It was telling that a roundtable interview with Francis Ford Coppola ended with a great deal of enthusiasm… about his vineyards. And much of it was from the director himself, who slyly countered one of the assembled journalists’ praise of his Cabernet Sauvignon with “maybe I should offer an associate producer credit for people buying my wine.”
Of course, it was the fruit of Coppola’s estimable winery that financed “Tetro,” but the film itself appears to be a product of a filmmaker who’s become richer with age, though the clearer focus he now has as an artist has produced a feature that might seem less so for some audiences. Like his last film, “Youth Without Youth,” “Tetro” is aggressively unconventional, using crisp black and white cinematography to tell the tale of the Tetrocinis, an estranged family of artists. The youngest son (Alden Ehrenreich) feigns a leave of absence from military school, much like Coppola did in his youth, in order to seek out his mercurial older brother Tetro (Vincent Gallo) in Buenos Aires. The result is reminiscent of Picasso’s “Guernica,” if it were applied to family dynamics — bold and confrontational, tempered with flashbacks of the family’s painful past, occasionally in color, and splashed with scenes of ballet shot in vivid reds and blues, all brought together with the command of a master filmmaker.

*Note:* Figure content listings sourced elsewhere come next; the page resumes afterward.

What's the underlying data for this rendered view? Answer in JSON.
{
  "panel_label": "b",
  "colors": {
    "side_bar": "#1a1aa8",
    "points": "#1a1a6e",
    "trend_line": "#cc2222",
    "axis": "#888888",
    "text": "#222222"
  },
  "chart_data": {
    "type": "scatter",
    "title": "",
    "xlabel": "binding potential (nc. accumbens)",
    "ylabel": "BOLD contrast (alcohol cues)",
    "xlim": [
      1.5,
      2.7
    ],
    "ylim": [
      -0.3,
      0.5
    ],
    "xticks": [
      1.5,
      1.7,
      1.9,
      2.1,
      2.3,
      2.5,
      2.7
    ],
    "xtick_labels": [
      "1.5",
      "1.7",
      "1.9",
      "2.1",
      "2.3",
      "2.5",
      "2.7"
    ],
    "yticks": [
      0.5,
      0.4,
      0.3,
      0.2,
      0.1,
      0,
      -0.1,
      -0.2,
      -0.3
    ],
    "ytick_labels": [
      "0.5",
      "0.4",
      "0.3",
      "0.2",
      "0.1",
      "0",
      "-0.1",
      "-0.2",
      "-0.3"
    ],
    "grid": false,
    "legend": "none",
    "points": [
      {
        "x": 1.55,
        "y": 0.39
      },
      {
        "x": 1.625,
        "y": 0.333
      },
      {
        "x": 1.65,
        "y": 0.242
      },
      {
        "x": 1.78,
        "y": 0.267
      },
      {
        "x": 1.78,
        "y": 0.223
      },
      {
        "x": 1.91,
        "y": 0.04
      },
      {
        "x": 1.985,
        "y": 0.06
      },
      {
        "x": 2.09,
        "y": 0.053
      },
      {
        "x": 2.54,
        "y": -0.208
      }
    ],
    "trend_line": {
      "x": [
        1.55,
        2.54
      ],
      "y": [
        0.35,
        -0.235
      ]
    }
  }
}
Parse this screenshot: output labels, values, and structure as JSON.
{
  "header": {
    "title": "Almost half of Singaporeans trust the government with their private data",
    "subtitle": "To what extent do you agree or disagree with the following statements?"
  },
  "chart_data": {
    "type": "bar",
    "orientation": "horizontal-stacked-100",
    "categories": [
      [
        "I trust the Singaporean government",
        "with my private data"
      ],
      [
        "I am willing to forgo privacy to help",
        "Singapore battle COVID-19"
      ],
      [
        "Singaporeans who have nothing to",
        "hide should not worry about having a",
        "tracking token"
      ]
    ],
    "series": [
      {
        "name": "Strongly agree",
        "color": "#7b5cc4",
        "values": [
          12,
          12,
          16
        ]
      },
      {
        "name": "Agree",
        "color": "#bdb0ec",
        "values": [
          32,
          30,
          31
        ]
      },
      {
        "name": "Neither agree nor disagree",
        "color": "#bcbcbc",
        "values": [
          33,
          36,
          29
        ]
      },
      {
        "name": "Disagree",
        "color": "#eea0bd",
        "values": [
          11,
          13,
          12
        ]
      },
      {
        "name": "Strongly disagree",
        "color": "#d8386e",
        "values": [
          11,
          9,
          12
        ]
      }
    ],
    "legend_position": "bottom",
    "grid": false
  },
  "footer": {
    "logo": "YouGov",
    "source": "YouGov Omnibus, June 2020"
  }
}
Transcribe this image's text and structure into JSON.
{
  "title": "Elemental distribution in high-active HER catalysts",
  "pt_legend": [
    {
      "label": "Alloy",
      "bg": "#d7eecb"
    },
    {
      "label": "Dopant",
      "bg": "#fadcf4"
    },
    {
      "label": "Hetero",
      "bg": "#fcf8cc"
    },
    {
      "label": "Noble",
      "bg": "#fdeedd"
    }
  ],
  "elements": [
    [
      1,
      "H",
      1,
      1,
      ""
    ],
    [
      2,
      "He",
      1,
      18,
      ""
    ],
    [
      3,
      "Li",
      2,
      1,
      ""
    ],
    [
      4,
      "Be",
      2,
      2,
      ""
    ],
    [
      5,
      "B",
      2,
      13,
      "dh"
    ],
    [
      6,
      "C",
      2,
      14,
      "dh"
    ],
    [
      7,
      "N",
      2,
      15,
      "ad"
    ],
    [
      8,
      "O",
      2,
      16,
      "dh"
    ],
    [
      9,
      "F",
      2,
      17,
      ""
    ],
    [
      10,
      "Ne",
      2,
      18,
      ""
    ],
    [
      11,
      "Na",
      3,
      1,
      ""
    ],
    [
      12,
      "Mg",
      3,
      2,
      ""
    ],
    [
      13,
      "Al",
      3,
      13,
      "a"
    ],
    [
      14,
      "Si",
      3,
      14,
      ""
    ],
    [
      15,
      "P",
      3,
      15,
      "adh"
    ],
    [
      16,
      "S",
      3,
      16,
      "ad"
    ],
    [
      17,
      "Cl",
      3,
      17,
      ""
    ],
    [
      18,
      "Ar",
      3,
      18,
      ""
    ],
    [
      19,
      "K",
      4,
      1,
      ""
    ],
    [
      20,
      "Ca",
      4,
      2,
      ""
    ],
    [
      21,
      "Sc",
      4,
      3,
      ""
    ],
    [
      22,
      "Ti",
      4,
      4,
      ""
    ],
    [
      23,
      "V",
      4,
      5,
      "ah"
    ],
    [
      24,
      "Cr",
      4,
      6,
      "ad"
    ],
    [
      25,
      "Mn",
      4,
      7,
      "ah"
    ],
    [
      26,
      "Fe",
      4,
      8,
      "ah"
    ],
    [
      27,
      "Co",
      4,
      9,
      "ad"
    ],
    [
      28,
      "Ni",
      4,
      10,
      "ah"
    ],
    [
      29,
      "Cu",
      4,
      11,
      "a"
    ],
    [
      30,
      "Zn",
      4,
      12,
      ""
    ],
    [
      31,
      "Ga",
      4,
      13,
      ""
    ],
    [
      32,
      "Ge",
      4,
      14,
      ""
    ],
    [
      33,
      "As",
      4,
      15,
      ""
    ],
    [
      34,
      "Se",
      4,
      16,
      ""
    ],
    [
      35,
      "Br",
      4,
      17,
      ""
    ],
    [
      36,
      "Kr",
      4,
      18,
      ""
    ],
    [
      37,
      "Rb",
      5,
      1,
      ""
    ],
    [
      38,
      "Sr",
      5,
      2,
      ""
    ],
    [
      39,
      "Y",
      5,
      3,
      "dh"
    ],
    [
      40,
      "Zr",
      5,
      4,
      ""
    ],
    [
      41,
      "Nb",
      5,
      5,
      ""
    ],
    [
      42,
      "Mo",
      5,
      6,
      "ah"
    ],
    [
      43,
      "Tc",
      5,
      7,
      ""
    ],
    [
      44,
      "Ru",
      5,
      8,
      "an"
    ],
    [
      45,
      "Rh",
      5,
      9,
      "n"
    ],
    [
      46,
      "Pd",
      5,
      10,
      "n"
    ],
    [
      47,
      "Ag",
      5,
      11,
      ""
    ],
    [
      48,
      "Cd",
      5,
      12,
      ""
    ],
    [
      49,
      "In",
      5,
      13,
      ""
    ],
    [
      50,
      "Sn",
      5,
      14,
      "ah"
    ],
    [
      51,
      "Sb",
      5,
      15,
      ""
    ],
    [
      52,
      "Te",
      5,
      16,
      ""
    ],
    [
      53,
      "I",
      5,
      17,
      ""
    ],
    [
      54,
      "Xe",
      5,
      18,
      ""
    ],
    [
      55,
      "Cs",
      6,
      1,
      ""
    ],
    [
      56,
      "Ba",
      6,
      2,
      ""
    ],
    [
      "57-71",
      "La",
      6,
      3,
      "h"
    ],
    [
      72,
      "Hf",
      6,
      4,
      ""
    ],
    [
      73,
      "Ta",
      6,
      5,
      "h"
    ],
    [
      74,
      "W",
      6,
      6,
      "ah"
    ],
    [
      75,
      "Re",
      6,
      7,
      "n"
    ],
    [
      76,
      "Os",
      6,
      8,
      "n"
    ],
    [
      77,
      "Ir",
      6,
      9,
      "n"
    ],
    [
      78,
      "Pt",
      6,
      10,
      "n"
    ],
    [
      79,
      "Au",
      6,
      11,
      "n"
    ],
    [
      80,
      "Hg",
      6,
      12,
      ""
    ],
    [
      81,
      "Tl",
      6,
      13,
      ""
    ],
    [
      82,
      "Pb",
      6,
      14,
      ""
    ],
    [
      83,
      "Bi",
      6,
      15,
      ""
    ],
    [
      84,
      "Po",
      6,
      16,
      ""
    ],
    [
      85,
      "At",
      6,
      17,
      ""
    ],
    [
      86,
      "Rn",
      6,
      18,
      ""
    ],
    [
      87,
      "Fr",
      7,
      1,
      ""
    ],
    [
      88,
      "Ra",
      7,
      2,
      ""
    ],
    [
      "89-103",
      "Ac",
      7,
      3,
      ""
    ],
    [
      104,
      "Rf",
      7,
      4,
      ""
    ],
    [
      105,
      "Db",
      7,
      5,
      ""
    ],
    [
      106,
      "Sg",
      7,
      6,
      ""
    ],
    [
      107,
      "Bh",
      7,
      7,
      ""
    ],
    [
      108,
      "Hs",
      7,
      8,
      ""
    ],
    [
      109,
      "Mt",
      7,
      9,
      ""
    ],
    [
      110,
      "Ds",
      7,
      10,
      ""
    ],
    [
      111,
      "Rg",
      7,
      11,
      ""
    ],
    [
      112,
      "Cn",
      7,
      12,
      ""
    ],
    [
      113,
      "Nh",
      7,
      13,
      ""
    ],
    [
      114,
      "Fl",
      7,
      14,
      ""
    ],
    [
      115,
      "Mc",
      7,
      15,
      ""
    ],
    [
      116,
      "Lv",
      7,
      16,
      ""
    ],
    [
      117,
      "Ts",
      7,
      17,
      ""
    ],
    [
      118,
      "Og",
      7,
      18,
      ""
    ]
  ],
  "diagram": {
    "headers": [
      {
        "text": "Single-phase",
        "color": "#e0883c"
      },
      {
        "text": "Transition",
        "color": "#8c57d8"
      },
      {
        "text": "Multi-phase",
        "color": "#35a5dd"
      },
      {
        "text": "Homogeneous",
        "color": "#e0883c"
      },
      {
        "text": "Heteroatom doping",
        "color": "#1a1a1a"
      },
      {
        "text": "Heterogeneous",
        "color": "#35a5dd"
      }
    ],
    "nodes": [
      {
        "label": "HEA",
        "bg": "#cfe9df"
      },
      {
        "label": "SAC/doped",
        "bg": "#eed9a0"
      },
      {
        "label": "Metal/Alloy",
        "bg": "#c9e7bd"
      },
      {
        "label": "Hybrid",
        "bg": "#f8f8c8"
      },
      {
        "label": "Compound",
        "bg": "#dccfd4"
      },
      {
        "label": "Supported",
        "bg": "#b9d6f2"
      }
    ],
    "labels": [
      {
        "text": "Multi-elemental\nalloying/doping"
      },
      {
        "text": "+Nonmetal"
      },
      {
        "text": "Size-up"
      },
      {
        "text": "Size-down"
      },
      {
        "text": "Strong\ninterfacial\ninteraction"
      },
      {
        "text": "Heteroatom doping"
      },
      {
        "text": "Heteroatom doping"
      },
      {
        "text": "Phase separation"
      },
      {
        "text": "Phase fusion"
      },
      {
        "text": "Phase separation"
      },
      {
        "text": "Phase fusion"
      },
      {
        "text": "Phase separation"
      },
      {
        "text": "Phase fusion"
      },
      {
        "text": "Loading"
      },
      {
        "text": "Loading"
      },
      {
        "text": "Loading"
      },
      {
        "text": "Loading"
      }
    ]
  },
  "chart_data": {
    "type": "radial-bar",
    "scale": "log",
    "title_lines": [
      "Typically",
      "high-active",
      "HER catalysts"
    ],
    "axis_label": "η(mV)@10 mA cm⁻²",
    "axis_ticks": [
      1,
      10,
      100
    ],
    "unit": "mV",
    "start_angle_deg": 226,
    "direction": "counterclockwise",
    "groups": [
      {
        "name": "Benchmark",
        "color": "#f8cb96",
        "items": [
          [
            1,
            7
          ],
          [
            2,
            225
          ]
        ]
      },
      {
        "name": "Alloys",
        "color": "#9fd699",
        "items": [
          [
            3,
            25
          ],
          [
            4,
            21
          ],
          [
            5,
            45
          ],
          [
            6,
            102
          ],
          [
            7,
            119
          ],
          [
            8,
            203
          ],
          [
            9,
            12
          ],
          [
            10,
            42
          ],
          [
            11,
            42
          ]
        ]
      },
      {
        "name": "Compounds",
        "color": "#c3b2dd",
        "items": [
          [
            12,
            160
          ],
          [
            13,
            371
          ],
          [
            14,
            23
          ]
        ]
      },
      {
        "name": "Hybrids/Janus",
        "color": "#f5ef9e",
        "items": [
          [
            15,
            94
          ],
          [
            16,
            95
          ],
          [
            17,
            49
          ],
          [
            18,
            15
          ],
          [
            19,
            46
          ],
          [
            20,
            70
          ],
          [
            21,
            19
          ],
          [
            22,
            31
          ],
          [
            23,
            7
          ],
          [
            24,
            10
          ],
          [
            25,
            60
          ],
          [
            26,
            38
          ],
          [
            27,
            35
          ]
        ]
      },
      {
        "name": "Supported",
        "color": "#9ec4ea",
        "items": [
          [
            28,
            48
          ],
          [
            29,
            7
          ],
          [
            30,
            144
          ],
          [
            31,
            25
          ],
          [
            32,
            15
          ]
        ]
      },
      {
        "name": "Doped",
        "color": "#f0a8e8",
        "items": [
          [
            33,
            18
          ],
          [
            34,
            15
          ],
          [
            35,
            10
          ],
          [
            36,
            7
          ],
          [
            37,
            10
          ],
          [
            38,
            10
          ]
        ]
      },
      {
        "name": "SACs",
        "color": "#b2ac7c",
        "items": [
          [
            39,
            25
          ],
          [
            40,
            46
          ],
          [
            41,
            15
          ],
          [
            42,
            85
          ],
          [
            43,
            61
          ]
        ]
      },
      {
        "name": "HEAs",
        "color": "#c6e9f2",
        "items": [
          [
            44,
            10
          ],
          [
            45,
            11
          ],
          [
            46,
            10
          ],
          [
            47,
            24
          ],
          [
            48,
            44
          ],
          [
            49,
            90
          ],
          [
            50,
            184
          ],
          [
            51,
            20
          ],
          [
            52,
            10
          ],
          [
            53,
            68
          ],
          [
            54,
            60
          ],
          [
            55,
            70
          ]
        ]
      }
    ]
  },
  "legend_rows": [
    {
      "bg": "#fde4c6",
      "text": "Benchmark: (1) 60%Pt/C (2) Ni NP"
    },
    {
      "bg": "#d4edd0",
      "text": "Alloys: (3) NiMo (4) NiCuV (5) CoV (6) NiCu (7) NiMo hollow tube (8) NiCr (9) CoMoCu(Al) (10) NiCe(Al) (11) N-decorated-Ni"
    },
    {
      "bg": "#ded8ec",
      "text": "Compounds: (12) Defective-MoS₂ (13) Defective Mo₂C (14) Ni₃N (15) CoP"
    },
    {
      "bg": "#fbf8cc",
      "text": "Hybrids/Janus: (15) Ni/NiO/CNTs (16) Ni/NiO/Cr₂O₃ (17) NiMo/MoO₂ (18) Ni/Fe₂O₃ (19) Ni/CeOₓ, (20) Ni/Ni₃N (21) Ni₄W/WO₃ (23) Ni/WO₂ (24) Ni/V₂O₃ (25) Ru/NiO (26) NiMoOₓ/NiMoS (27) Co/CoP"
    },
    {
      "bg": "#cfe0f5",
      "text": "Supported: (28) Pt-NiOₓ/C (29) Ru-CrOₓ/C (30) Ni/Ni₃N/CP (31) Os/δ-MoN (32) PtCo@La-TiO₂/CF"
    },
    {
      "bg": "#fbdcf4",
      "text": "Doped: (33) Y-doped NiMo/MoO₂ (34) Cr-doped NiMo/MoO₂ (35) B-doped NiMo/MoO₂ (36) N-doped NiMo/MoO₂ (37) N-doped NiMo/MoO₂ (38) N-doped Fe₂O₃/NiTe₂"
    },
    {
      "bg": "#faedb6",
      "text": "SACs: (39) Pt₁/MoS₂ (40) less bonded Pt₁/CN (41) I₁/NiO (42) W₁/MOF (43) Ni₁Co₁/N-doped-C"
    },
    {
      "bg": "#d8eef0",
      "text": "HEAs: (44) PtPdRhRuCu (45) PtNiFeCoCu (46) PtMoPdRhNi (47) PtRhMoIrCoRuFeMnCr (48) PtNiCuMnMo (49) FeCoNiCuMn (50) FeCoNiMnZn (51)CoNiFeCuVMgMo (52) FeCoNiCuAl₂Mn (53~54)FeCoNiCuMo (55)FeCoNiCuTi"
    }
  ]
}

Coppola himself wouldn’t agree with that last part — in the roundtable, he repeated what he told his longtime friend and editor Walter Murch, that his intention with going to Argentina to shoot “Tetro” was “to learn how to make movies,” a renewed perspective on filmmaking that gives some context to recent interviews where he’s suggested there never should’ve been a sequel to “The Godfather” or that this is the start of “a second career.” Afterward, I got a few brief moments to talk to Coppola and Ehrenreich, who was said to have been discovered by Steven Spielberg at a bar mitzvah, about Coppola’s decision to self-distribute and why film is a still a young art form.
You’ve dipped your toe into self-distribution with the college tour for “Coda” and the re-release of “One From the Heart” — what was it about “Tetro” that made you think this was the way to go?
Francis Ford Coppola: It was really not so much about distribution. The film has only been finished for about four weeks — we finished it just before Cannes. I didn’t want to show it unfinished to distributors, and that’s a very naughty thing because they never want to see it together and you’ve got to show it to one first, then you can’t say you showed it to the other guy, and then if you show it to one first and they don’t take it, then everyone knows they didn’t take it. It’s just a nightmare to get involved. So I decided I would only show the film to distributors when it was finished and just go to Cannes and show it to everybody.
But what happens with independent films is they tend to release them at the end of the year because they feel they need action for prizes and things, which I don’t think they do. I think that’s already an old fashioned idea. I wanted the film to come out as soon after Cannes as possible in the spring, so I picked the date June 11th, which is my father’s birthday, and by doing that, obviously, there was no distributor, so we just started to book the theaters and had to make the web site and the poster and the trailer, so that’s what distribution is.
Also, I didn’t want the film to come out in November because if I did, then I’d be doing PR all year, which is what the distributor wants you to do. June 11th is good because there’s all the big summer pictures, there aren’t a lot of independent films out, so we maybe have a better chance, even with critics, that they would be able to not have to write a review every three hours and they’d be able to think about it.